Surrounding me in my office and extending into an adjacent room are bookshelves. As I look at them, I realize how much they tell about me.
One section of the shelves is filled LP records and tapes. Most are complete recordings of operas, one of the passions of my life. Then there are eleven shelves filled with compact discs, all of classical music, including lots of operas. Next come five shelves of classical music scores, some full orchestral scores, some just for piano. After them come three shelves of tapes, mostly VHS but also more classical acoustic analog recordings. Then there are the books, literally hundreds of them. Around twenty of them are dictionaries, some English, some other languages. Then there are the dozens of books I have reviewed and books on subjects I’m partial to like music, opera, ballet, and languages.
In addition to the shelves holding books, tapes, and CDs is a double-sided floor-to-ceiling set of shelves holding stereo equipment—two turntables, a large tape deck, and five consoles of various kinds. All this equipment is less and less used these days as I find that music distracts me while I’m reading or writing.

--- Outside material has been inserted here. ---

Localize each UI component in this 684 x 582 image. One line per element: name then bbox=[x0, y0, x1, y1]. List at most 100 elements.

In the middle of the room is my ten-foot-long u-shaped desk, always cluttered with books, pens, pencils, notes to myself, my computer and its ancillary equipment. It is constructed of the same blond maple wood as the shelves. Many years ago, I paid a professional cabinetmaker to build the desk and shelves for me. Fortunately, it all fits perfectly in my office in the lowest level of my split-level house in Columbia, Maryland, where I moved only a few years ago.
So here I sit, writing away, surrounded by the possessions gathered over my many years on earth. At first glance, it seems to me, this is obviously the workroom of an artist, a man who has spent his life as a musician, a linguist, and a writer.